Mesmo expulsos da Península Ibérica, os judeus só podiam deixar Portugal mediante o pagamento de "resgate" à Coroa. No processo de emigração, nossos antepassados abandonavam ou vendiam as propriedades por preços irrisórios e viajavam apenas com a bagagem que conseguiam carregar.
Rabi Berequias observou que em Gênesis 12:2 HaShem já havia dito: “Eu te abençoarei”, e então acrescentou dizendo, “e você seja uma bênção”. Rabi Berequias explicou que HaShem estava transmitindo a Abraão que, até aquele ponto, O Criador era quem tinha que abençoar o mundo que Ele havia criado, mas depois disso, Ele confiou a habilidade de abençoar a Abraão, e este poderia, a partir de então, abençoar quem quisesse.
Rabi Eleazar interpretou as palavras: “E em ti as famílias da terra serão abençoadas (וְנִבְרְכוּ, venivrechu)”[7]para ensinar que o Eterno disse a Abrão que enxertaria dois bons brotos em sua família: Rute, a moabita e Naamah, a amonita. E Rabi Eleazar interpretou as palavras “Todas as famílias da terra” para ensinar que até mesmo as outras famílias que vivem na Terra são abençoadas por causa de Israel[8]. E assim tem sido ao longo dos milênios.

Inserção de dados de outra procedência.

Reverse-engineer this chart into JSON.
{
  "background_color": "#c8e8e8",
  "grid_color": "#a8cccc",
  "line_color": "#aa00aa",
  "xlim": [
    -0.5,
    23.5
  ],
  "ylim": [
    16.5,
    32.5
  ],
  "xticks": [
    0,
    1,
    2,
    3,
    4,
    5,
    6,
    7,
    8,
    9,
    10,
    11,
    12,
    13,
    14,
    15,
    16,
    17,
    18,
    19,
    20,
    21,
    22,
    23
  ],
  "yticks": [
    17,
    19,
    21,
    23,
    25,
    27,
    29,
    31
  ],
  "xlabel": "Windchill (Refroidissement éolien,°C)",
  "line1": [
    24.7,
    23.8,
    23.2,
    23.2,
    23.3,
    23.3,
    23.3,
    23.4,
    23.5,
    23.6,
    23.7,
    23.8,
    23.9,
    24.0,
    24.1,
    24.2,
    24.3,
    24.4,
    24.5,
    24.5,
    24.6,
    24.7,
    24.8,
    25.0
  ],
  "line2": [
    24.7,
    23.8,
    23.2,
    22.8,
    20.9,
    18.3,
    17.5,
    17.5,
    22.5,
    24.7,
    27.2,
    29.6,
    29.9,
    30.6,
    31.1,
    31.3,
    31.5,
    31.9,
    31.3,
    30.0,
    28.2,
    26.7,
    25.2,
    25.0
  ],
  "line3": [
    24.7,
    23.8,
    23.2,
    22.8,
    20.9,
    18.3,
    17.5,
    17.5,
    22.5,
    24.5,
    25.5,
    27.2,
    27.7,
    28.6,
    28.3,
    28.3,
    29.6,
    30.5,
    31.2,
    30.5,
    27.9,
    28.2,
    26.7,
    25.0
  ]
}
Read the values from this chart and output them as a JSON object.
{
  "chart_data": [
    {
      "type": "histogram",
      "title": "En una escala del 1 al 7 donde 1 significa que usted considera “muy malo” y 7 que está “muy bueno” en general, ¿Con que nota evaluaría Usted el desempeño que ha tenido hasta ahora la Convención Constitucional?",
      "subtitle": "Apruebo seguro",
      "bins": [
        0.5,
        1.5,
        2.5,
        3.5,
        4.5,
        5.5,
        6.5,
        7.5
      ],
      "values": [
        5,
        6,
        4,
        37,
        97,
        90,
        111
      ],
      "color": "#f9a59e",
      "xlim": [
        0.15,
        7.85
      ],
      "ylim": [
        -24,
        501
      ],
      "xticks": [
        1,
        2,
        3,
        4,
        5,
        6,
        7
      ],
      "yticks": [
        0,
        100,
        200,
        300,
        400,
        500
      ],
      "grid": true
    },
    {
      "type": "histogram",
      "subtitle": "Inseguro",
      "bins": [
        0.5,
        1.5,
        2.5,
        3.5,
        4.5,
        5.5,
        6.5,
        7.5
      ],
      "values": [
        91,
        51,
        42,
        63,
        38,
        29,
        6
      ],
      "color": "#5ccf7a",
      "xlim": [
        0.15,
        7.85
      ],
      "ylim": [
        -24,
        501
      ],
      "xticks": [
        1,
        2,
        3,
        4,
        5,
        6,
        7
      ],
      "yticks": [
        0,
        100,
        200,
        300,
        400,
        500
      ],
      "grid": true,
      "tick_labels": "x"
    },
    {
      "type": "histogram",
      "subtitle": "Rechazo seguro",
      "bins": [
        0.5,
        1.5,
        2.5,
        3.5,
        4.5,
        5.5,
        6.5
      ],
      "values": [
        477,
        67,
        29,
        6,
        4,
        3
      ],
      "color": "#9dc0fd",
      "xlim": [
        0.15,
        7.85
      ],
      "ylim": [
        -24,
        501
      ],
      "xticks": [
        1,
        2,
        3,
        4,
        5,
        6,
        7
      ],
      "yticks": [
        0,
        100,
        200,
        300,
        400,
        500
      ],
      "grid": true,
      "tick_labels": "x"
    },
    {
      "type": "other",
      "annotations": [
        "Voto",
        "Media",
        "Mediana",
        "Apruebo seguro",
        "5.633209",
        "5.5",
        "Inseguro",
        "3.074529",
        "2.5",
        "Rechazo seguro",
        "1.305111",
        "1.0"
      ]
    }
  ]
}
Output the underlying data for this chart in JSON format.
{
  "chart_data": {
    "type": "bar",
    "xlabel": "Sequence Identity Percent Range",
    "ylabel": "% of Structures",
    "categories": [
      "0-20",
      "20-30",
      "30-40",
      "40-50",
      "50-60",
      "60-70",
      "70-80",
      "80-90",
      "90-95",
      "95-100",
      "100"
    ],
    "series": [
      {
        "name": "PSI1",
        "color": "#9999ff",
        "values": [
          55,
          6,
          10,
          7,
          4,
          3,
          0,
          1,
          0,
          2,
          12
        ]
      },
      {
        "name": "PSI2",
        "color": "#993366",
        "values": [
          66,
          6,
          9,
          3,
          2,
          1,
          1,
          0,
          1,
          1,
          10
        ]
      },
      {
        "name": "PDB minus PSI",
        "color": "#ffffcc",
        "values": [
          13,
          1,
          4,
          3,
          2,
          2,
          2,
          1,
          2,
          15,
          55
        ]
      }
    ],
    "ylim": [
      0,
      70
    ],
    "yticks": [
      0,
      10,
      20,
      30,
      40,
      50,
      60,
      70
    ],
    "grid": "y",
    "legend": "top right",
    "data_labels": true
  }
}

Por todos os lugares do mundo pelo qual passamos, temos cumprido a promessa de sermos uma bênção, levando desse perfume moral, levando desse perfume intelectual de nosso patriarca e, apesar de tantas perseguições, também muitos não-judeus, os piedosos dentre os povos, têm reconhecido essa força de nosso povo, como demonstra o discurso de Miguel de Unamuno, em 1935, na cidade de Córdoba, por ocasião do 750º aniversário de Rambam: “Em 1492, os israelitas da Espanha viram-se forçados a abandonar esta terra, e hoje nós vos pedimos: voltai à nossa terra, à terra que tanto vos deve.” E ainda, as palavras de Ricardo Jorge, no prefácio ao livro de Samuel Schwarz, Os Cristãos novos do Séc. XX em Portugal:
Nunca o Leão de Judá alçou tanto as falcadas garras e sacudiu com tanta altivez a juba; nunca a raça dispersa, oprimida e perseguida do judeu errante avançou assim à boca da cena do mundo no poderio da ação social e na preocupação espiritual da humanidade. Ruiu há tantos séculos o templo de Herodes o Grande, mas a Torá emblemática, em vez de esmaecer, resplandece, e a sarça ardente do Monte Horeb, em vez de se consumir, recresce em línguas de fogo que bradam e alumiam o nome sempre sagrado de Moisés. (...) Judá domina pela estesia religiosa que de si expandiu, e domina até pelo dom da mentalidade, como se o judeu medisse o escalão mais avançado da capacidade cerebral. Intervém com preponderância econômica na circulação de riquezas, como intervém com ascendente intelectivo na circulação de ideias – exemplar súbito do homo economicus e do homo sapiens. Leroy-Beaulieu dá por fato assente que os seis ou sete milhões de judeus da Europa produziram relativamente mais homens de talento que os trezentos milhões de cristãos; e que há três ou quatro vezes maiores probabilidades de encontrar uma personalidade distinta, um sábio ou um artista, entre mil judeus do Ocidente, do que entre mil ingleses, franceses, ou alemães. Ensinou outrora letras, ciência, medicina e filosofia ao europeu bárbaro, e quantos luminares procedentes da grei não balizam como faróis a estrada do progresso. Espinosa, luso-hebreu, orienta primacialmente a especulação metafísica e filosófica; Einstein consubstancia genialmente numa síntese assombrosa a conceituação dinâmica do universo. Em plano subjacente, as congeminações psicanalíticas de Freud, embora arriscadas e discutidas, trazem agora à roda as testas pensantes.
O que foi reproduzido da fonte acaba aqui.